English Heritage will become the 65th-largest charity in England and Wales, with an annual income of £90m once it spins out into the voluntary sector in 2015, according to figures released today.
This week’s spending review included the announcement that a new charity will spin out of the Historic Buildings and Monuments Commission for England, a non-departmental public body that is usually known as English Heritage, in 2015.
The new charity will use the name English Heritage and contain the arm of the existing organisation that looks after the National Heritage Collection – this consists of 420 historic sites, monuments and collections, including Stonehenge and Hadrian’s Wall.
The remainder of the organisation will remain as an NDPB, known initially as the National Heritage Protection Service.
The National Heritage Collection will not belong to the new charity, but will remain in public ownership, English Heritage said.
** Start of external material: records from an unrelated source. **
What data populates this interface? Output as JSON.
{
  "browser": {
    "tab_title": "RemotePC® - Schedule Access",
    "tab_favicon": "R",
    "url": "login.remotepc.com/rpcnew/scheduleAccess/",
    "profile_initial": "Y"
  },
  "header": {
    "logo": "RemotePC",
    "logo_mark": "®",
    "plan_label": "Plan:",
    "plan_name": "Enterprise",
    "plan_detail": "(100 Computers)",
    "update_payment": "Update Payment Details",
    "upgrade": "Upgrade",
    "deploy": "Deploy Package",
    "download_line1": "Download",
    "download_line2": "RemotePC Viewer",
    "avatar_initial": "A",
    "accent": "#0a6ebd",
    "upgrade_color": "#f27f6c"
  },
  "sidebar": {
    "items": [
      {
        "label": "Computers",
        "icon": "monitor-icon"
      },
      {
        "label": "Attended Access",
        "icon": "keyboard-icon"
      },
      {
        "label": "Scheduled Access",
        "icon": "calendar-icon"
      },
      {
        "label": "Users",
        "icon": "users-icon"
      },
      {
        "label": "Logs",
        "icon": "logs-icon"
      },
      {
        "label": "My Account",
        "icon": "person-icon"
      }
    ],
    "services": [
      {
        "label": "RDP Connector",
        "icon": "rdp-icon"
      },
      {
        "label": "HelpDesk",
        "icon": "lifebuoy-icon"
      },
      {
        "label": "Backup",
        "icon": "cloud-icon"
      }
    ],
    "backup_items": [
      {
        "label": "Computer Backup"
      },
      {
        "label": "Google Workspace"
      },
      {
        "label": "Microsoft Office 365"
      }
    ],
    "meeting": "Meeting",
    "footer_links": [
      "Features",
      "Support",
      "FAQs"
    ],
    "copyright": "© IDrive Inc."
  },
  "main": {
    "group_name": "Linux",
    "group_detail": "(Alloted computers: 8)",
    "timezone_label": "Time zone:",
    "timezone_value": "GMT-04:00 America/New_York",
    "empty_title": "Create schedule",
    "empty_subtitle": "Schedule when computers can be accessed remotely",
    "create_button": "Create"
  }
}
The charity will be given a long-term contract to run the collections, which will entitle it to receive revenues from the collection, including visitor income, membership, retail and catering. The exact length of the contract is still to be agreed.
Income from the collection is currently worth £70m a year, but the cost of running it is about £90m. The charity will initially receive an annual grant from the HBMCE to make up the difference between income and expenditure.
English Heritage said that revenue from the collection would rise over time to make up the difference between income and expenditure. It is currently rising by 7 per cent a year.
The charity will receive an additional, one-off settlement of £80m of government money to help it make the transition into the voluntary sector, which is expected to be spent mainly on a backlog of repairs and refurbishments to the sites in its care.
The charity will come into the sector with about 700 staff. Those staff will remain members of the Principal Civil Service Pension Scheme, which is unfunded, and will be paid for out of future tax revenues. It is not currently clear whether the charity will inherit a pensions deficit.
The move follows on the heels of British Waterways, which span out as the Canal and River Trust.